Despite claims from the Trump administration, major Japanese automakers have not increased prices in the US in response to imposed tariffs, according to a CNBC report.

This strategic shift follows a recent report by Nikkei Asia, published on Thursday, which revealed that Japanese automakers are now “passing some of the expense of US tariffs through to American car buyers, a change from their strategy of absorbing the impact.” 

This decision marks a significant departure from their previous approach, where they largely bore the financial burden of these tariffs themselves to maintain competitive pricing in the American market. 

Pressure on margins

The new strategy suggests a growing pressure on the profit margins of these manufacturers, making it unsustainable to continue absorbing the full cost of the tariffs. 

This could lead to an increase in the retail prices of Japanese-made vehicles in the United States, potentially impacting consumer demand and the overall market share of these brands. 

The report did not specify which particular tariffs are driving this change, but it is understood to be a direct consequence of the ongoing trade policies and duties imposed by the US government on imported goods.

In April, Japan faced a significant economic challenge as the United States imposed a substantial 25% tariff on imported automobiles. 

This move, part of broader trade negotiations, created considerable concern within the Japanese automotive industry, a cornerstone of its economy. 

The tariffs were intended to address trade imbalances and encourage domestic production in the US However, intense diplomatic efforts and negotiations between the two nations led to a breakthrough. 

Diplomatic resolution

On July 22, a deal was successfully reached with the Trump administration, resulting in a reduction of the tariff rate from 25% to a more manageable 15%. 

This agreement provided a measure of relief to Japanese car manufacturers and their supply chains, mitigating some of the initial economic pressures and helping to stabilise trade relations between the two major global economies.

Toyota, Japan’s largest automaker, clarified to CNBC on Thursday that its US affiliate’s July price hike was a standard annual adjustment reflecting increased operational costs, not a reaction to tariffs or anticipated increases.

“We have said that we would observe the situation concerning the tariffs as governments were still negotiating then, but our general stance was not to increase prices to avoid making our cars unaffordable for the customers waiting for their vehicles,” the company added.

Mitigation strategies

In June, Reuters reported on Toyota’s intention to raise prices by an average of $270 in July. However, a Toyota spokesperson at the time denied that these increases were a direct consequence of US tariffs.

Toyota estimated the impact of US tariffs to be 450 billion yen ($3.03 billion) in the first quarter ended June 2025. 

The company projected a full-year impact of 1.4 trillion yen, considering the US-Japan trade deal.

According to the report, Honda said it has successfully avoided directly passing on tariff costs to its products. The company attributed this to having more vehicles on Cars.com’s American-Made Index Top 20 than any other brand.

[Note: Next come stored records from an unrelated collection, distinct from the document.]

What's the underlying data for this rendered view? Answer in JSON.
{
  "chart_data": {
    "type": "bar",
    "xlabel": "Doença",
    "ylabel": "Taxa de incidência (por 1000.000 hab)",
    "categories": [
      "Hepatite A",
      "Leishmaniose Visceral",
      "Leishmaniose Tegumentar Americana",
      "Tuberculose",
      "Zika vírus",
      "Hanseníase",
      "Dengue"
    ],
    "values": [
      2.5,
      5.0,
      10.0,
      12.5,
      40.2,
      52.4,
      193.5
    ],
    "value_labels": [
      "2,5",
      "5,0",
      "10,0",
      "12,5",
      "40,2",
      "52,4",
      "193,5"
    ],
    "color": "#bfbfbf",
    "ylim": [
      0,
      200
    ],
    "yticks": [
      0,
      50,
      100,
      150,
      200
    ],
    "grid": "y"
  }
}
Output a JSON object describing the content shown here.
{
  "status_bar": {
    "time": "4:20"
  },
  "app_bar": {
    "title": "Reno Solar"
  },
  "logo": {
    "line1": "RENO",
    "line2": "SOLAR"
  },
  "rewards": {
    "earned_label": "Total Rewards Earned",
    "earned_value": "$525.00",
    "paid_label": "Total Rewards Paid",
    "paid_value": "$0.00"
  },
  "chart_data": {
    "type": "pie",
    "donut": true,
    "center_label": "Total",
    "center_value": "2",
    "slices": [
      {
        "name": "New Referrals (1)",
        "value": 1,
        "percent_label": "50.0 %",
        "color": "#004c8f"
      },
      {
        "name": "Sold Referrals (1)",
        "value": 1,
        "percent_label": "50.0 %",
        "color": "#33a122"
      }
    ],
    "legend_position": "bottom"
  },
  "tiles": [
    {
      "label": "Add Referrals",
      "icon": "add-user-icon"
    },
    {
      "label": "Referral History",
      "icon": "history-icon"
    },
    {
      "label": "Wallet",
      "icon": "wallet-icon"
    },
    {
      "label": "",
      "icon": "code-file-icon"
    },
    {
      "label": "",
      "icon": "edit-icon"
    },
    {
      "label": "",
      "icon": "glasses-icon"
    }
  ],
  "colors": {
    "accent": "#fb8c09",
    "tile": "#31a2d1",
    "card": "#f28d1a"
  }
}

The index assesses how “American” a prospective car or truck is, considering factors like the final assembly location and the percentage of US and Canadian parts.

Honda said:

Any price changes for the 2026 Honda models now on sale are tied to added feature content that enhances value for the customer and boosts the competitiveness of our products.

Nissan stated that US tariffs have not led to price increases. The company is maximizing the use of its US production to counteract the effects of these tariffs.